Three gendarmes were shot and a fourth wounded after responding to a domestic violence in Puy-de-Dôme, west of Lyon, in the early hours of Wednesday.
The alleged shooter left the scene and triggered a chase. On Wednesday morning, Interior Minister Gérald Darmanin tweeted that “the madman was found dead.”
Earlier Wednesday, the minister released a statement expressing “deep sadness” in a statement following the deaths of Lieutenant Cyrille Morel, Commander Rémi Dupuis and Brigadier Arno Mavel of the Puy-de-Dôme Department Gendarmerie who were killed during an intervention for domestic violence.
CNN-affiliated BFM TV reported that police officers were shot dead by a 48-year-old man as they tried to rescue a woman who had sought refuge on the roof of a house. The house was set on fire, but the woman was rescued, BFM reported.
Further details about the suspect’s death have not yet been released.
“Encouraged to intervene to help a woman who had been beaten by her husband, the gendarmes (officers), in circumstances not yet clarified, were shot at by the man and returned,” the interior minister’s statement said.
The statement said Mavel, 21, was seriously injured and subjected to his injuries.

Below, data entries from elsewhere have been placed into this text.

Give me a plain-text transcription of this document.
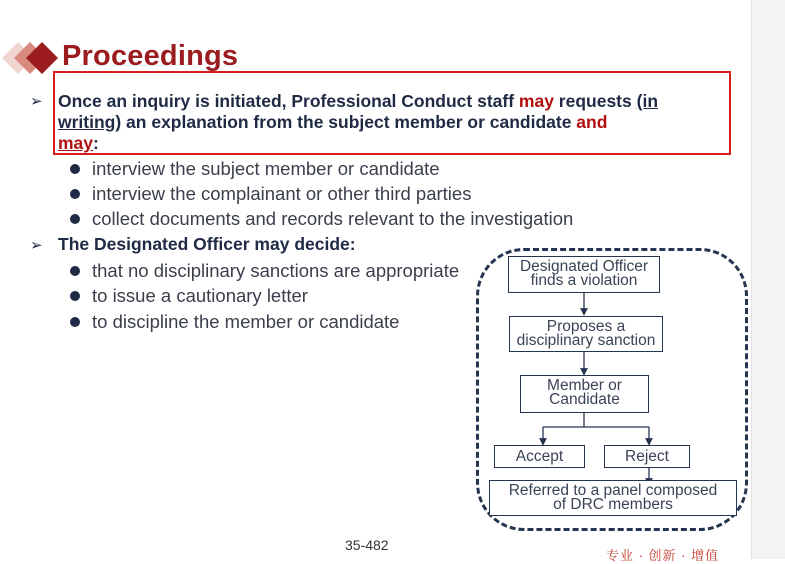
Proceedings
➢ Once an inquiry is initiated, Professional Conduct staff may requests (in
writing) an explanation from the subject member or candidate and
may:
interview the subject member or candidate
interview the complainant or other third parties
collect documents and records relevant to the investigation
➢ The Designated Officer may decide:
that no disciplinary sanctions are appropriate
to issue a cautionary letter
to discipline the member or candidate
Designated Officer
finds a violation
Proposes a
disciplinary sanction
Member or
Candidate
Accept	Reject
Referred to a panel composed
of DRC members
35-482
专业 · 创新 · 增值
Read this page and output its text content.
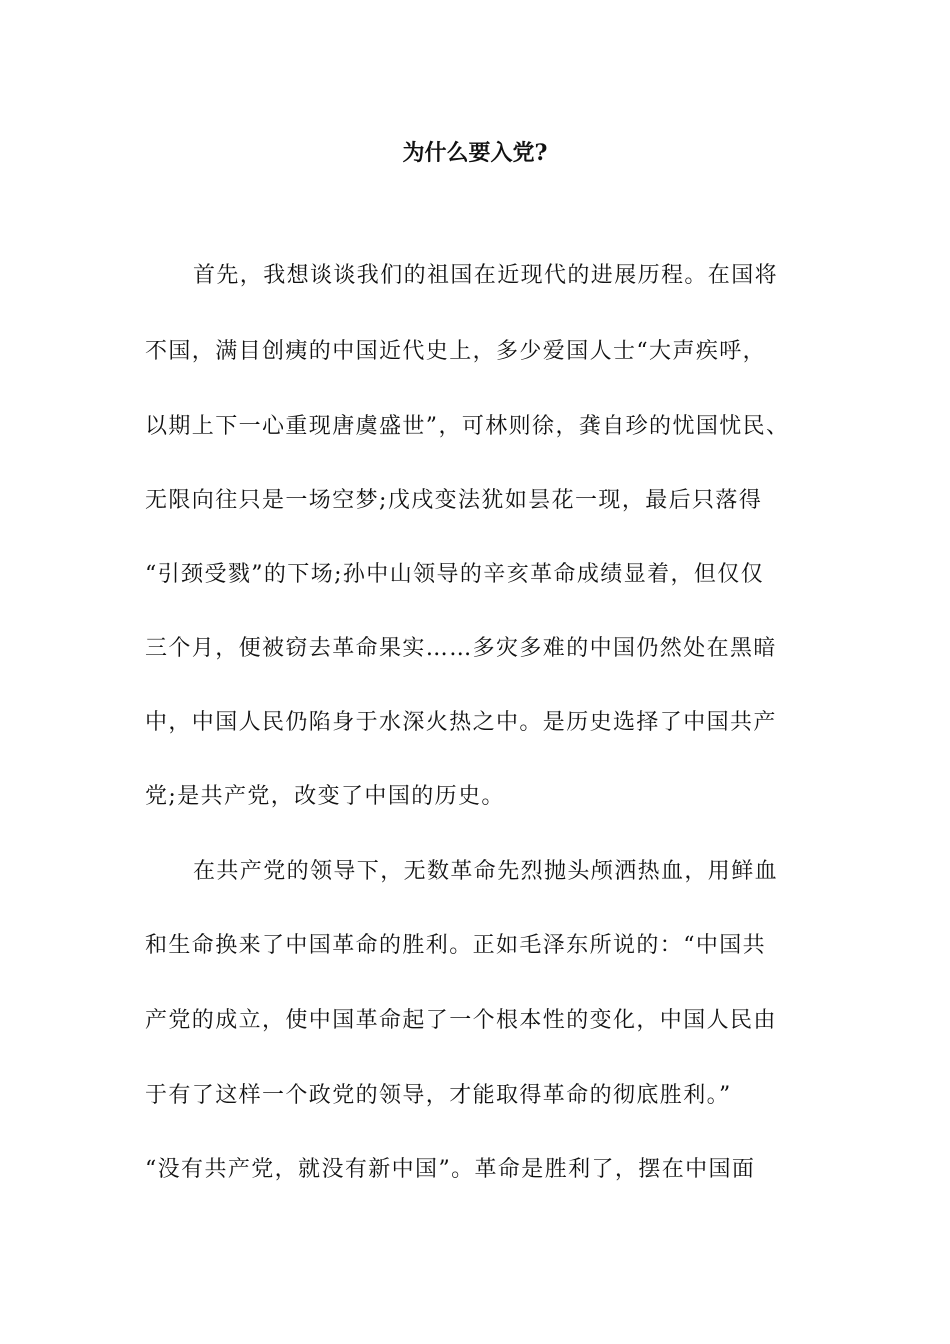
为什么要入党?
首先，我想谈谈我们的祖国在近现代的进展历程。在国将
不国，满目创痍的中国近代史上，多少爱国人士“大声疾呼，
以期上下一心重现唐虞盛世”，可林则徐，龚自珍的忧国忧民、
无限向往只是一场空梦;戊戌变法犹如昙花一现，最后只落得
“引颈受戮”的下场;孙中山领导的辛亥革命成绩显着，但仅仅
三个月，便被窃去革命果实……多灾多难的中国仍然处在黑暗
中，中国人民仍陷身于水深火热之中。是历史选择了中国共产
党;是共产党，改变了中国的历史。
在共产党的领导下，无数革命先烈抛头颅洒热血，用鲜血
和生命换来了中国革命的胜利。正如毛泽东所说的：“中国共
产党的成立，使中国革命起了一个根本性的变化，中国人民由
于有了这样一个政党的领导，才能取得革命的彻底胜利。”
“没有共产党，就没有新中国”。革命是胜利了，摆在中国面
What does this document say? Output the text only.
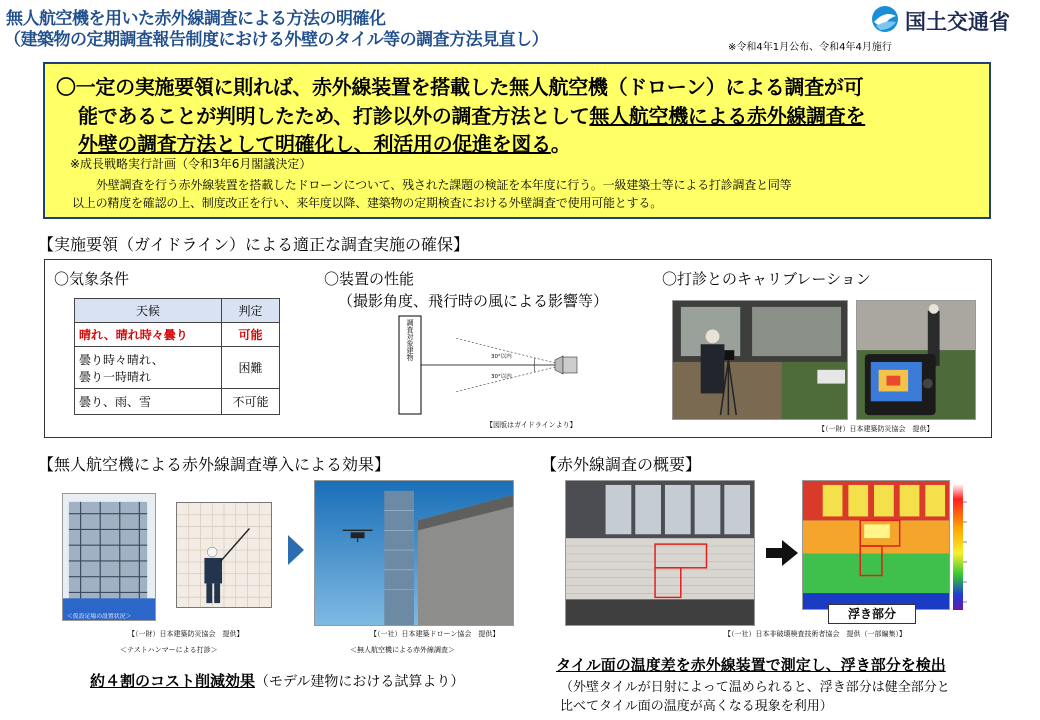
無人航空機を用いた赤外線調査による方法の明確化
（建築物の定期調査報告制度における外壁のタイル等の調査方法見直し）
国土交通省
※令和4年1月公布、令和4年4月施行
〇一定の実施要領に則れば、赤外線装置を搭載した無人航空機（ドローン）による調査が可
能であることが判明したため、打診以外の調査方法として無人航空機による赤外線調査を
外壁の調査方法として明確化し、利活用の促進を図る。
※成長戦略実行計画（令和3年6月閣議決定）
外壁調査を行う赤外線装置を搭載したドローンについて、残された課題の検証を本年度に行う。一級建築士等による打診調査と同等
以上の精度を確認の上、制度改正を行い、来年度以降、建築物の定期検査における外壁調査で使用可能とする。
【実施要領（ガイドライン）による適正な調査実施の確保】
〇気象条件	〇装置の性能
（撮影角度、飛行時の風による影響等）
〇打診とのキャリブレーション
天候	判定
晴れ、晴れ時々曇り	可能

曇り時々晴れ、
曇り一時晴れ	困難
曇り、雨、雪	不可能
調査対象建物	30°以内
30°以内
【図版はガイドラインより】	【（一財）日本建築防災協会　提供】
【無人航空機による赤外線調査導入による効果】
＜仮設足場の設置状況＞
【（一財）日本建築防災協会　提供】	【（一社）日本建築ドローン協会　提供】
＜テストハンマーによる打診＞	＜無人航空機による赤外線調査＞
約４割のコスト削減効果（モデル建物における試算より）
【赤外線調査の概要】
浮き部分
【（一社）日本非破壊検査技術者協会　提供（一部編集）】
タイル面の温度差を赤外線装置で測定し、浮き部分を検出
（外壁タイルが日射によって温められると、浮き部分は健全部分と
比べてタイル面の温度が高くなる現象を利用）
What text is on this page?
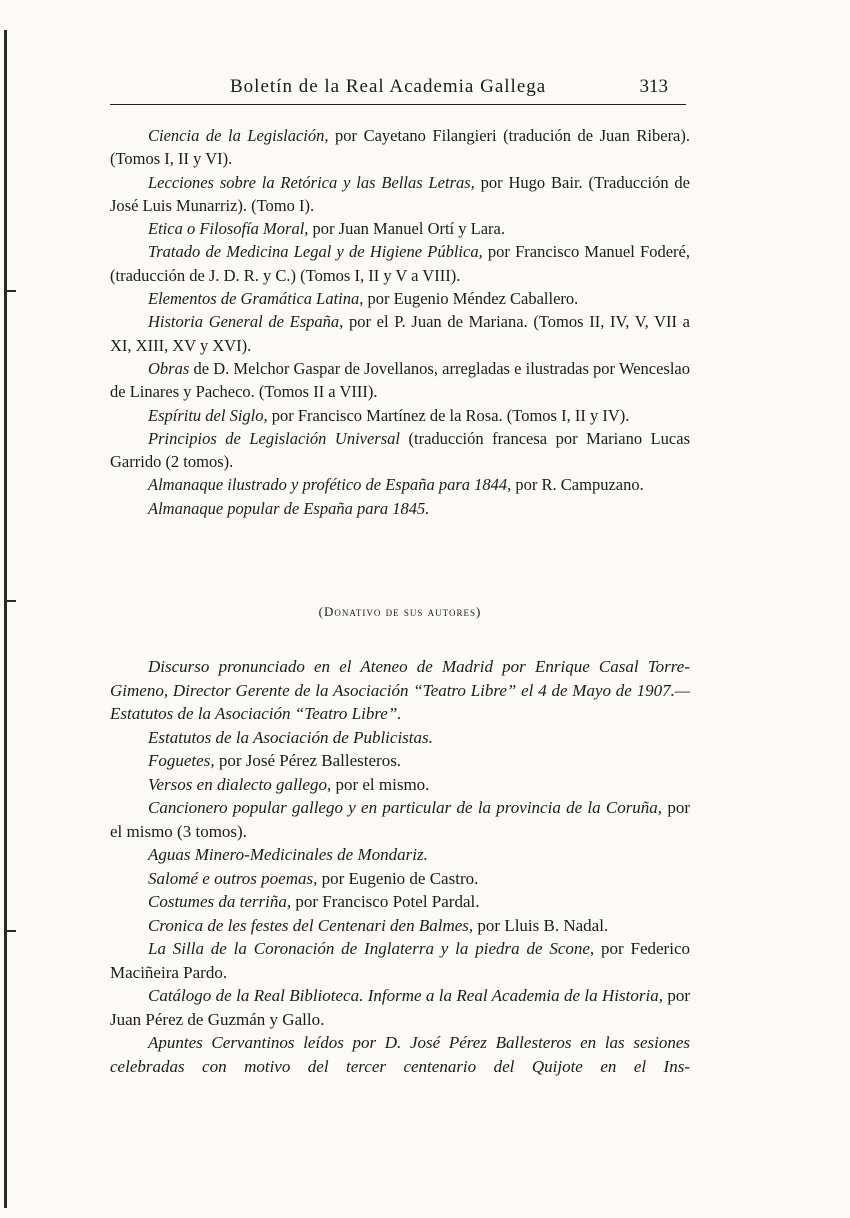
Boletín de la Real Academia Gallega	313

Ciencia de la Legislación, por Cayetano Filangieri (tradución de Juan Ribera). (Tomos I, II y VI).

Lecciones sobre la Retórica y las Bellas Letras, por Hugo Bair. (Traducción de José Luis Munarriz). (Tomo I).

Etica o Filosofía Moral, por Juan Manuel Ortí y Lara.

Tratado de Medicina Legal y de Higiene Pública, por Francisco Manuel Foderé, (traducción de J. D. R. y C.) (Tomos I, II y V a VIII).

Elementos de Gramática Latina, por Eugenio Méndez Caballero.

Historia General de España, por el P. Juan de Mariana. (Tomos II, IV, V, VII a XI, XIII, XV y XVI).

Obras de D. Melchor Gaspar de Jovellanos, arregladas e ilustradas por Wenceslao de Linares y Pacheco. (Tomos II a VIII).

Espíritu del Siglo, por Francisco Martínez de la Rosa. (Tomos I, II y IV).

Principios de Legislación Universal (traducción francesa por Mariano Lucas Garrido (2 tomos).

Almanaque ilustrado y profético de España para 1844, por R. Campuzano.

Almanaque popular de España para 1845.

(Donativo de sus autores)

Discurso pronunciado en el Ateneo de Madrid por Enrique Casal Torre-Gimeno, Director Gerente de la Asociación “Teatro Libre” el 4 de Mayo de 1907.—Estatutos de la Asociación “Teatro Libre”.

Estatutos de la Asociación de Publicistas.

Foguetes, por José Pérez Ballesteros.

Versos en dialecto gallego, por el mismo.

Cancionero popular gallego y en particular de la provincia de la Coruña, por el mismo (3 tomos).

Aguas Minero-Medicinales de Mondariz.

Salomé e outros poemas, por Eugenio de Castro.

Costumes da terriña, por Francisco Potel Pardal.

Cronica de les festes del Centenari den Balmes, por Lluis B. Nadal.

La Silla de la Coronación de Inglaterra y la piedra de Scone, por Federico Maciñeira Pardo.

Catálogo de la Real Biblioteca. Informe a la Real Academia de la Historia, por Juan Pérez de Guzmán y Gallo.

Apuntes Cervantinos leídos por D. José Pérez Ballesteros en las sesiones celebradas con motivo del tercer centenario del Quijote en el Ins-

The two other officers who conducted a reconnaissance against the house were again caught in the shot. Morel, 45, and Dupuis, 37, were fatally wounded. A fourth officer who was wounded in the thigh is being cared for by the emergency services; his life is not in danger.
On Twitter, French Prime Minister Jean Castex wrote that “this tragedy is affecting us all and saddening the whole country.”
Correction: An earlier version of this story misspelled the first name of Lieutenant Cyrille Morel.